When America’s tech leaders visit President-elect Donald Trump Wednesday to kiss the ring, Airbnb’s CEO will not be present.
But not because he wasn’t invited. According to the company’s head of global policy Chris Lehane, CEO Brian Chesky got the call, but will be out of the country on Dec. 14 due to a previous engagement.
The invitations to Trump’s penthouse were seemingly “non-transferrable.”
In Sydney on Tuesday, Lehane tried to put a good spin on what the future may hold for the share economy giant in Trump’s America. He thinks their message will win the day. Everyone else’s message? Um, maybe.
The president-elect’s attitude towards the technology industry is not entirely clear, but the early signs are seriously worrisome. Trump talked up blue collar jobs during his campaign not tech jobs. He has publicly criticised Apple and come out against net neutrality.
But then again, he clearly loves Twitter.
Airbnb meanwhile is billing itself as a platform built for the middle class, generating extra income for American families who rent out spare rooms or their home. Lehane thinks that’s a line that will continue to appeal.
“Whether it’s a Democrat or a Republican, left, right, one of the issues both sides talked a lot about in the U.S. presidential election was the middle class,” he said. “President-elect Trump spent a lot of time talking about the quote unquote ‘dwindling middle class.’ And on the left, Democrats talked an awful lot about economic inequality.”
“I do think that we’re a distinct platform.”
In the U.S., Airbnb says that the typical single property host makes $7,530 a year from the platform.
Showing a slide deck that estimated 47 percent of current American jobs may be lost to automation within 20 years, Lehane was still firm that the company is not “the solution” to economic equality.
“But are we part of a solution to it? Yes.”
So far, so good. But no one seems able to predict Trump’s foibles, and as a hotel magnate of sorts, he may not be lining up to love a competitor.
Lehane was adamant the company would be able to work with elected officials at all levels. “Someone who has talked about ‘how do you help the middle class’ out there, I think we feel pretty good that our value proposition here is something that makes a lot of sense,” he said.
In any case, the president-elect won’t necessarily weigh in too closely. As Lehane pointed out, much of Airbnb’s regulatory activity takes place at the city level. It hasn’t had an easy time there lately, even in left-leaning, tech-friendly cities like San Francisco and New York.
Whether Airbnb finds a friend in Trump or not, Lehane drew a line between his company’s message and the rest of Silicon Valley.

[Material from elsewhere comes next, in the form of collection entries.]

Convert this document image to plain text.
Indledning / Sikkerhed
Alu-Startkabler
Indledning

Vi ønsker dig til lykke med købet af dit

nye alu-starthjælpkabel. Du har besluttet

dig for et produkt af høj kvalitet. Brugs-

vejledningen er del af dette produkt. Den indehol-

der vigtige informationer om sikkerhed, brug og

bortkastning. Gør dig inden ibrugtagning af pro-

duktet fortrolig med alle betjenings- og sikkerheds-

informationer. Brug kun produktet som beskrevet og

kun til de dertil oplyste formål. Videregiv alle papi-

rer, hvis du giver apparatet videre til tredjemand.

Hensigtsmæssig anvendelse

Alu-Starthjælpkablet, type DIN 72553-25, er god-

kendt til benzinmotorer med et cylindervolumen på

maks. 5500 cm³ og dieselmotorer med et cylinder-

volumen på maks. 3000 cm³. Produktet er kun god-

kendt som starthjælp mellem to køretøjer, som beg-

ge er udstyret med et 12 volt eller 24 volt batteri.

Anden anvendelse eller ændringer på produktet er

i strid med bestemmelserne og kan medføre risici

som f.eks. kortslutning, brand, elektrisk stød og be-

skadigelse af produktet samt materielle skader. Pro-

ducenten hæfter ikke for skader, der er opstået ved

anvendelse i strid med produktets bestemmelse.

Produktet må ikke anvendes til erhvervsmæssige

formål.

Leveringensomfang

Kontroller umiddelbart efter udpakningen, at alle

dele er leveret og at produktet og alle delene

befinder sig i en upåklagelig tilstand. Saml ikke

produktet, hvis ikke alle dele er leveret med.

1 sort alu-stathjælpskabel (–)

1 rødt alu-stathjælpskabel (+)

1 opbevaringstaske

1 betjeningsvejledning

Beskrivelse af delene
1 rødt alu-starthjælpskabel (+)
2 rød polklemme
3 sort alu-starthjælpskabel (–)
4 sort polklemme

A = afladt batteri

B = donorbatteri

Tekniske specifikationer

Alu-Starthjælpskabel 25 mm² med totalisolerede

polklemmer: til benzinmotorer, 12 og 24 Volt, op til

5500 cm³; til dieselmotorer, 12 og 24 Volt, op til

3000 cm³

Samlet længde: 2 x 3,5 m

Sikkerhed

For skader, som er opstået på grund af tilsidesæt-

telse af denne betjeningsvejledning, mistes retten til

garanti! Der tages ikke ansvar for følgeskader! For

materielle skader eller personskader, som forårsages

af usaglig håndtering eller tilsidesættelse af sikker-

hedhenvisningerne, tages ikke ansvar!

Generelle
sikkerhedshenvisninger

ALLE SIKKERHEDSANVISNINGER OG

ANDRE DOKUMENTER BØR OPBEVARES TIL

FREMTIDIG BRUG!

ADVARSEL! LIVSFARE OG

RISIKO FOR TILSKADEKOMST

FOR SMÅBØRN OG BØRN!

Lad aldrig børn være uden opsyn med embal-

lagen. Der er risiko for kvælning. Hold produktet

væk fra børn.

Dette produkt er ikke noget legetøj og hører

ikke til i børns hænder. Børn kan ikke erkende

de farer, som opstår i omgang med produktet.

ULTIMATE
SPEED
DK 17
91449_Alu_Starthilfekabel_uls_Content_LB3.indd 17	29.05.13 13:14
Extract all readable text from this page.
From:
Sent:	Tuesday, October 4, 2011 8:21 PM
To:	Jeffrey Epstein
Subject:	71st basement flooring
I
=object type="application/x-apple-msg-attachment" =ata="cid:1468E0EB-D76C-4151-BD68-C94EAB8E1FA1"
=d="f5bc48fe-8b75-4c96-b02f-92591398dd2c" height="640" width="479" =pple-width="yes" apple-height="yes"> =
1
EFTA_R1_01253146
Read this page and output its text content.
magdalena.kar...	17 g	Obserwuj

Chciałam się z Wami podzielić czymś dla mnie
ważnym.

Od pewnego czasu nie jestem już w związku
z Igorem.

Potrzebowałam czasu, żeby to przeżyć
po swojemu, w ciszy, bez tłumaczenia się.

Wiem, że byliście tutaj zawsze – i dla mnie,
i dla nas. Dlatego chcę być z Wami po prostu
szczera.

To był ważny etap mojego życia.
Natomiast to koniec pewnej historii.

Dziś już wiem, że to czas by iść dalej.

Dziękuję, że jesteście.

The economic fears being felt across much of the U.S. will only increase as automation displaces more jobs, he suggested, but Airbnb is different.
“I obviously drink the Kool-Aid, but I do think that we’re a distinct platform,” he said.
“I do believe that we are really a platform that is using technology to help people and not to replace people. I do think that is going to increasingly become a bigger and bigger part of what our overall value proposition is.”